We designed our field research in part to help interpret the estimated econometric models and extend the range of factors whose influences might be assessed. At the most general level, the analyses of the econometric data posed and sharpened the questions for the site visits and related analyses of the six states.
First, the site visits were used to weigh the credibility of different explanations of the estimated regression coefficients. For example, the econometric models found that population density exerted positive effects on cash assistance expenditures and negative effects on health-related spending. The site visits suggested hypotheses, consistent with a wide array of quantitative and qualitative data, as to why these differences might occur, at least in poor states.
Second, the econometric models estimated state effects for total as well as different types of social welfare spending. Intercepts estimated for each state,15 these coefficients represented an average level of spending for a particular state after controlling for the effects of all included variables, such as fiscal capacity, unemployment, and poverty. Because these state-effect estimates stripped off the linear effects of economic and demographic variables, they varied greatly among the six poor states and helped sharpen our analyses of institutional and political factors.
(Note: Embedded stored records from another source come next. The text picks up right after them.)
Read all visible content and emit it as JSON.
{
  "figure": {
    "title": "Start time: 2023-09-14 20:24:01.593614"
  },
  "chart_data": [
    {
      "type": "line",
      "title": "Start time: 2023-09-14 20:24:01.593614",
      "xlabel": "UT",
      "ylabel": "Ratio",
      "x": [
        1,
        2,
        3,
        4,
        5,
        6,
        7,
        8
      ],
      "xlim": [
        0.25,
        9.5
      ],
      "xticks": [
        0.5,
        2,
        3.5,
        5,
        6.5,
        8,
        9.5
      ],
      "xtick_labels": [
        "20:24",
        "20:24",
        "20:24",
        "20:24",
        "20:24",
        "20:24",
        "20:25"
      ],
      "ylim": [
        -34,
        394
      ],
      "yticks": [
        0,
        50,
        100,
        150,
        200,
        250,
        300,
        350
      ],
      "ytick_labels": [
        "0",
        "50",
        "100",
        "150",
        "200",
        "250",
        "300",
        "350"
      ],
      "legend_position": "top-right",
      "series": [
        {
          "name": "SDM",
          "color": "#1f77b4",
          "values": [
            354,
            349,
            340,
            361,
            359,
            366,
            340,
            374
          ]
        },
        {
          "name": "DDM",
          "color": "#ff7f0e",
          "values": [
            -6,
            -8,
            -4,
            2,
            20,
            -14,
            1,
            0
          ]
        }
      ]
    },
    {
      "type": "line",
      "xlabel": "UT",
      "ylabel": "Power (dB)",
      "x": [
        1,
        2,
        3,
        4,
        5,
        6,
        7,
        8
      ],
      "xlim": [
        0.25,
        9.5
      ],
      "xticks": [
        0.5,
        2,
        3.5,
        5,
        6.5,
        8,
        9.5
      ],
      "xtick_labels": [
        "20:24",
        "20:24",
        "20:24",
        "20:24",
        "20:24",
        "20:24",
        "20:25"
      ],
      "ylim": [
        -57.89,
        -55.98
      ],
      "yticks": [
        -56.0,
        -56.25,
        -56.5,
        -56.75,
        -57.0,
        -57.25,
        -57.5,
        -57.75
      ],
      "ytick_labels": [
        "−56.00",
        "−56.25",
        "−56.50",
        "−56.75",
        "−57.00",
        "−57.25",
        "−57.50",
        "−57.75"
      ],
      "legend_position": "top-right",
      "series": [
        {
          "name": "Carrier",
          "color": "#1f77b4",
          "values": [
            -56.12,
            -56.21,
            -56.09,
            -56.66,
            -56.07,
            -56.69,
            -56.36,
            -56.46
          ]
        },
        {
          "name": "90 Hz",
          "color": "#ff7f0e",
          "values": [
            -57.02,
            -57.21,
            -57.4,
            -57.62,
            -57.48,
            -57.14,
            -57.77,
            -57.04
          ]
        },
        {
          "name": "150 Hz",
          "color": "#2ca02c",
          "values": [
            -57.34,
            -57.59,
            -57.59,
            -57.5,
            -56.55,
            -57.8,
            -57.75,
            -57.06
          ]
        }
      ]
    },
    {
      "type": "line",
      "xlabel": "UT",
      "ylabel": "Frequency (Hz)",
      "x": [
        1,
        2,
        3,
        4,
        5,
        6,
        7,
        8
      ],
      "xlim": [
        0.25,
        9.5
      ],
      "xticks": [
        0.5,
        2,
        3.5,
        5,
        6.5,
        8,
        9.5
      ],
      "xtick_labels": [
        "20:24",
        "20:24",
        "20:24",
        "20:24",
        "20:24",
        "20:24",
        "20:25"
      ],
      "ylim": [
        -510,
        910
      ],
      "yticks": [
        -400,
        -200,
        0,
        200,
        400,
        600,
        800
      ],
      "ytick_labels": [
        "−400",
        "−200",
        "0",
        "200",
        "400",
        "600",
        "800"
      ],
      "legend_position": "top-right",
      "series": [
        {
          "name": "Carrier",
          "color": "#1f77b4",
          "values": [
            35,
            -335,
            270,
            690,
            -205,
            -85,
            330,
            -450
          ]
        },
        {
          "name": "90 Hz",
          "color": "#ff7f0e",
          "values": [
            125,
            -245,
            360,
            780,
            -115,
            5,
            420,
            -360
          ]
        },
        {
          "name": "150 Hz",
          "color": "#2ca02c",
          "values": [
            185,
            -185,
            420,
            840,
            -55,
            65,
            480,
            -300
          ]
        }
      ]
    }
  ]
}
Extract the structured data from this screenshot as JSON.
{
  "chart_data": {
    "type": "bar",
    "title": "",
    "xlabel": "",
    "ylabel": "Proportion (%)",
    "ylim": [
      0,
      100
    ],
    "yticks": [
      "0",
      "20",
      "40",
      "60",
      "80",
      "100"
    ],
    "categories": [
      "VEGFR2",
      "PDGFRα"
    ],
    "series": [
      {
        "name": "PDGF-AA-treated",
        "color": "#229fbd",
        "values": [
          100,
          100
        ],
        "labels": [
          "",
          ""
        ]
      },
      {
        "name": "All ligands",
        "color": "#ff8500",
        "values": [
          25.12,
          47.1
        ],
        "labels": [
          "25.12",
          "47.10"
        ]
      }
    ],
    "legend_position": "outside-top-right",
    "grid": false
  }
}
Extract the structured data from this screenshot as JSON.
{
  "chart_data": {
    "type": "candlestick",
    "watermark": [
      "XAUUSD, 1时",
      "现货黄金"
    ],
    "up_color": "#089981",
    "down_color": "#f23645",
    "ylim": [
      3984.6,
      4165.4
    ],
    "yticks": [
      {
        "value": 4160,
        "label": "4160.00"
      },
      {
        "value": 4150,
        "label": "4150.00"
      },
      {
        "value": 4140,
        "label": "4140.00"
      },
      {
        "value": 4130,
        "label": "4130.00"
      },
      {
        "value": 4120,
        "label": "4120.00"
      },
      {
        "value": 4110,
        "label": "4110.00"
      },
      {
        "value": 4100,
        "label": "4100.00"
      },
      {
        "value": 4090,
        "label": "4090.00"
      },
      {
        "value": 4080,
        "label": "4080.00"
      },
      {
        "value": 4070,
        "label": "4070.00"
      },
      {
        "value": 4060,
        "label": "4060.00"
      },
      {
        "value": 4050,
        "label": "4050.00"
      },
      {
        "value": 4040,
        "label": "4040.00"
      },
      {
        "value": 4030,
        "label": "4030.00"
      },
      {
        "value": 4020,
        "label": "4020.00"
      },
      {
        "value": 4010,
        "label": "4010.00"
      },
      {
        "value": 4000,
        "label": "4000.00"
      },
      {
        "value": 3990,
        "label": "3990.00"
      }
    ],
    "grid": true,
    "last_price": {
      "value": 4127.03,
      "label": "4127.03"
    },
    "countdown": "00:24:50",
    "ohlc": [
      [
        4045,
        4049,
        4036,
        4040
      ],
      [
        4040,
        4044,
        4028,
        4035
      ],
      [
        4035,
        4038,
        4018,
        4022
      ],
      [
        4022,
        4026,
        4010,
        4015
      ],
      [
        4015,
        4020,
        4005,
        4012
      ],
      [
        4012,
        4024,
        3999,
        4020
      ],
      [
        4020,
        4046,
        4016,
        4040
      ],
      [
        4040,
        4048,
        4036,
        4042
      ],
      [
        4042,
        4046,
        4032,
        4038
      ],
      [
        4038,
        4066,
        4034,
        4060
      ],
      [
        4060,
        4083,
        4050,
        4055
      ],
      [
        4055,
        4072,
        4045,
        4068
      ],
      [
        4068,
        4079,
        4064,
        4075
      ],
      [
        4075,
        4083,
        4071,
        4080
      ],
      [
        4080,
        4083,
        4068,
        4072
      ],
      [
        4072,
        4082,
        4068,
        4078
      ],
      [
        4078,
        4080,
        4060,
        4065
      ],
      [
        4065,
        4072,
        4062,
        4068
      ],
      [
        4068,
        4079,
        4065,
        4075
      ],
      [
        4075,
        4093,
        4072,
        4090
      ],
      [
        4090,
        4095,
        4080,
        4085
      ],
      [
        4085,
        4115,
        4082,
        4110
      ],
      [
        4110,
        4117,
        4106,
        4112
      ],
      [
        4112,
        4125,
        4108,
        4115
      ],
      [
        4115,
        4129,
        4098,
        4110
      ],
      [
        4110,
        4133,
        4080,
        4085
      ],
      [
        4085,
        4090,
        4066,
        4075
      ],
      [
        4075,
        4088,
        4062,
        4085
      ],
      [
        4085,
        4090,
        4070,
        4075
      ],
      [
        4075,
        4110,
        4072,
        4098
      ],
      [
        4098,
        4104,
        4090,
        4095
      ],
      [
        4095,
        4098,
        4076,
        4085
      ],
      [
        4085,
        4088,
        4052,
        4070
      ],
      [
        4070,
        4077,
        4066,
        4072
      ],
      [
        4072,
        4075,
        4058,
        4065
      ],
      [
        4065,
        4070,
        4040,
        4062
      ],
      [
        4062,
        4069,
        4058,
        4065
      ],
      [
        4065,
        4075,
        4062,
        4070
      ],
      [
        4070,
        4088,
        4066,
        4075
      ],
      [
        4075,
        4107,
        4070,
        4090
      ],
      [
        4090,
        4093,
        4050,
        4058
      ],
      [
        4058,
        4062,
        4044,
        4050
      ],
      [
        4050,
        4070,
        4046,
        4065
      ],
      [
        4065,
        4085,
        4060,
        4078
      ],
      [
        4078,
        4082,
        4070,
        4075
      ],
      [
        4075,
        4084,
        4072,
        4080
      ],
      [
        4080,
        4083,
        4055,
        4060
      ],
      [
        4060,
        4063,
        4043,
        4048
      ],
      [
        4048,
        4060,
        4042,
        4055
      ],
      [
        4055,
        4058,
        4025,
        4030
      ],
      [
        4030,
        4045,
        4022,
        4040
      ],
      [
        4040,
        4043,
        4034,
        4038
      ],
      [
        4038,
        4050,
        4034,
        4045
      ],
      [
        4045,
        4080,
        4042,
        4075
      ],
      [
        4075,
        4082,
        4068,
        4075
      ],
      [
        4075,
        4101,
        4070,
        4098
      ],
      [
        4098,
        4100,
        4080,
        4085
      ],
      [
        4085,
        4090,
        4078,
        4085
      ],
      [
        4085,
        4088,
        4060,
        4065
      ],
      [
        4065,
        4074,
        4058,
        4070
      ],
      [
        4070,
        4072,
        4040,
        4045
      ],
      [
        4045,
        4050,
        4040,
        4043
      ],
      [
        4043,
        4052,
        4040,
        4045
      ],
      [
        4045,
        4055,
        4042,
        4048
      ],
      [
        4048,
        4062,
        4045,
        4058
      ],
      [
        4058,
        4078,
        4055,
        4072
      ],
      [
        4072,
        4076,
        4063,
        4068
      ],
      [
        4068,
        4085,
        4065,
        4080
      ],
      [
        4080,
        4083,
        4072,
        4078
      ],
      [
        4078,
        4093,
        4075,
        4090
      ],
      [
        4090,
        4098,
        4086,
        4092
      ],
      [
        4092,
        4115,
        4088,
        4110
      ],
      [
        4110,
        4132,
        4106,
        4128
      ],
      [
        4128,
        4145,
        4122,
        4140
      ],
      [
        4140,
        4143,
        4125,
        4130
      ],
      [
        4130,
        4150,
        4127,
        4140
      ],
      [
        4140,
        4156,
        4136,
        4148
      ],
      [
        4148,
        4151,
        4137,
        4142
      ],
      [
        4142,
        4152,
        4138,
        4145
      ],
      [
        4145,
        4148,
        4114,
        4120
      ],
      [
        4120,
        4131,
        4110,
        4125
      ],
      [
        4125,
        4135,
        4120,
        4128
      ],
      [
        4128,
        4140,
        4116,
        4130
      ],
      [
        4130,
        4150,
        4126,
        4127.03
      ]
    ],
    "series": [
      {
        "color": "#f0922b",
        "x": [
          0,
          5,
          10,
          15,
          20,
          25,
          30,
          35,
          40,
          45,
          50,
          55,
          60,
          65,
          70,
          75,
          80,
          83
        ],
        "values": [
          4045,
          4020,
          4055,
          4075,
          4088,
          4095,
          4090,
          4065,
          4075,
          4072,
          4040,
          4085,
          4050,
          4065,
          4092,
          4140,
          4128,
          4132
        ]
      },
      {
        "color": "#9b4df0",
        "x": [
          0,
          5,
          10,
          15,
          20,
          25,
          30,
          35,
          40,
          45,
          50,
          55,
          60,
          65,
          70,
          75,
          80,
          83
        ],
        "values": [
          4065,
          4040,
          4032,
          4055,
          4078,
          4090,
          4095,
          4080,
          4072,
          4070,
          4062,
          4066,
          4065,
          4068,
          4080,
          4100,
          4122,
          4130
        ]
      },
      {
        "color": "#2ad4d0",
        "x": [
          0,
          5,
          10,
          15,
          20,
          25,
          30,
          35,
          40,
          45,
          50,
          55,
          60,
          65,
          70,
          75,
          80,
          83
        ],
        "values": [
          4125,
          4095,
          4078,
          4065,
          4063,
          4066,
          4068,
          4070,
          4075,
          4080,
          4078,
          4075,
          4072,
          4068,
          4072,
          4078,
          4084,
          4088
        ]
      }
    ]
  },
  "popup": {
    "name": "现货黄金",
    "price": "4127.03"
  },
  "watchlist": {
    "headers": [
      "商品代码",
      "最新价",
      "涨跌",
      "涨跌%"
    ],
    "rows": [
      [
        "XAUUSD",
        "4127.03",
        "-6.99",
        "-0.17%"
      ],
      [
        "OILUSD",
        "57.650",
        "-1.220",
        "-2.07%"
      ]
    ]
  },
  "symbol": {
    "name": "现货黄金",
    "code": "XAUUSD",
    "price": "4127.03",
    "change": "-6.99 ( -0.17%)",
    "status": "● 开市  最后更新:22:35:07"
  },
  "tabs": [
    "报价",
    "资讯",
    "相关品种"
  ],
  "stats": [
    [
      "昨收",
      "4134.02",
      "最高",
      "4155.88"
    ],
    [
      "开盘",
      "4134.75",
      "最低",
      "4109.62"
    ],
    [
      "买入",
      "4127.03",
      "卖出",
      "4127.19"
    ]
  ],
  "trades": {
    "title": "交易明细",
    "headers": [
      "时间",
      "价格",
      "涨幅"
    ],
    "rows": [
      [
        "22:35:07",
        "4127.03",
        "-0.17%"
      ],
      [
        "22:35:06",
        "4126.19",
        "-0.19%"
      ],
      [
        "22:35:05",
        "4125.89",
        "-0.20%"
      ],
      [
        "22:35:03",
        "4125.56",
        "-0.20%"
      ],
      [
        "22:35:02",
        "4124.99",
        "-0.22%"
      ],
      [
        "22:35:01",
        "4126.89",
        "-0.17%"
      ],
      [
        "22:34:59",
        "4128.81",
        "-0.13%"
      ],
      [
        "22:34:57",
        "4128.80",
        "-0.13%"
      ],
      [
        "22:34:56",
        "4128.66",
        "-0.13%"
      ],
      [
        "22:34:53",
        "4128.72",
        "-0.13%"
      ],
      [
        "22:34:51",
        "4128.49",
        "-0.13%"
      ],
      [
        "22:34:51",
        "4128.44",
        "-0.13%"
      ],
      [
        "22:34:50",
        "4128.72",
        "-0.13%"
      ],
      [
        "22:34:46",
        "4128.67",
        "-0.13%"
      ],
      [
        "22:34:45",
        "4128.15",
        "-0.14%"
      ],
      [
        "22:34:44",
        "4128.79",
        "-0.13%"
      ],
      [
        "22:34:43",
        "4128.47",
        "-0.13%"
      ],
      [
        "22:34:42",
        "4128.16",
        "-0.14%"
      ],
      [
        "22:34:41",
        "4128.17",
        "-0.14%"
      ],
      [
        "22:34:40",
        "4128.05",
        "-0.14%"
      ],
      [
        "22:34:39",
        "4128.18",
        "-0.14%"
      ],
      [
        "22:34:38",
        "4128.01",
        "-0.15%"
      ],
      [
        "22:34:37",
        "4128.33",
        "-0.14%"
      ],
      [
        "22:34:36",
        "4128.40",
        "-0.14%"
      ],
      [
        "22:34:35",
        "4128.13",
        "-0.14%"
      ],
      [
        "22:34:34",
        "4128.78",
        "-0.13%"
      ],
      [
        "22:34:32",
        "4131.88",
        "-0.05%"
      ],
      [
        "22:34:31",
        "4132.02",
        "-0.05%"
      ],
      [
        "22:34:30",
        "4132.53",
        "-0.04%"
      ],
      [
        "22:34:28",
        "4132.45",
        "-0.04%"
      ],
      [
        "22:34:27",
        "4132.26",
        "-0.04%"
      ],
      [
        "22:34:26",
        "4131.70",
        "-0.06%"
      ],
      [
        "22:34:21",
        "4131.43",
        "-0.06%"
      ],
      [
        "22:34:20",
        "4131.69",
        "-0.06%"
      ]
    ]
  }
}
For example, though Mississippi's spending on medical assistance could not be considered high in an absolute sense, it was sizeable after controlling for the state's fiscal capacity and other significant variables. Thus, the econometric analysis changed the question from why the state's spending on medical assistance was so low to why it was higher than we had expected, given the state's economy and demographics.
Third, the estimated state effects allowed us to examine with greater precision how states varied in the ways they combined, or failed to combine, different types of social welfare expenditures. For example, we found a fundamental division between poor states (i.e., between states that put enormous emphasis on medical assistance and other states whose long-run spending tendencies were more balanced between different functions). We estimated these different configurations, or packages, of spending through the econometric analysis and posed important questions for the site visits.
Fourth, the six state case studies allowed us to assess findings from the econometric analyses in light of state spending changes after fiscal year 2000, the last year for which Census Bureau spending data were available. For example, the models indicated that spending on cash assistance and Medicaid went up during recessions and down during economic booms, other things being equal, while non-health social services showed the opposite pattern. Because the states we studied were, for the most part, experiencing severe fiscal pressures after several years of economic growth, we could draw on quantitative and qualitative data in the case studies to tests these and other expectations.
We also estimated separate econometric models for each of the six states in the field research sample, and we thought these separate estimates would clarify other important differences and similarities among these states. However, with few exceptions, these separate models also turned out to be hard to interpret because of instability, we suspect, due to small degrees of freedom. Thus, we do not present these models in the current report.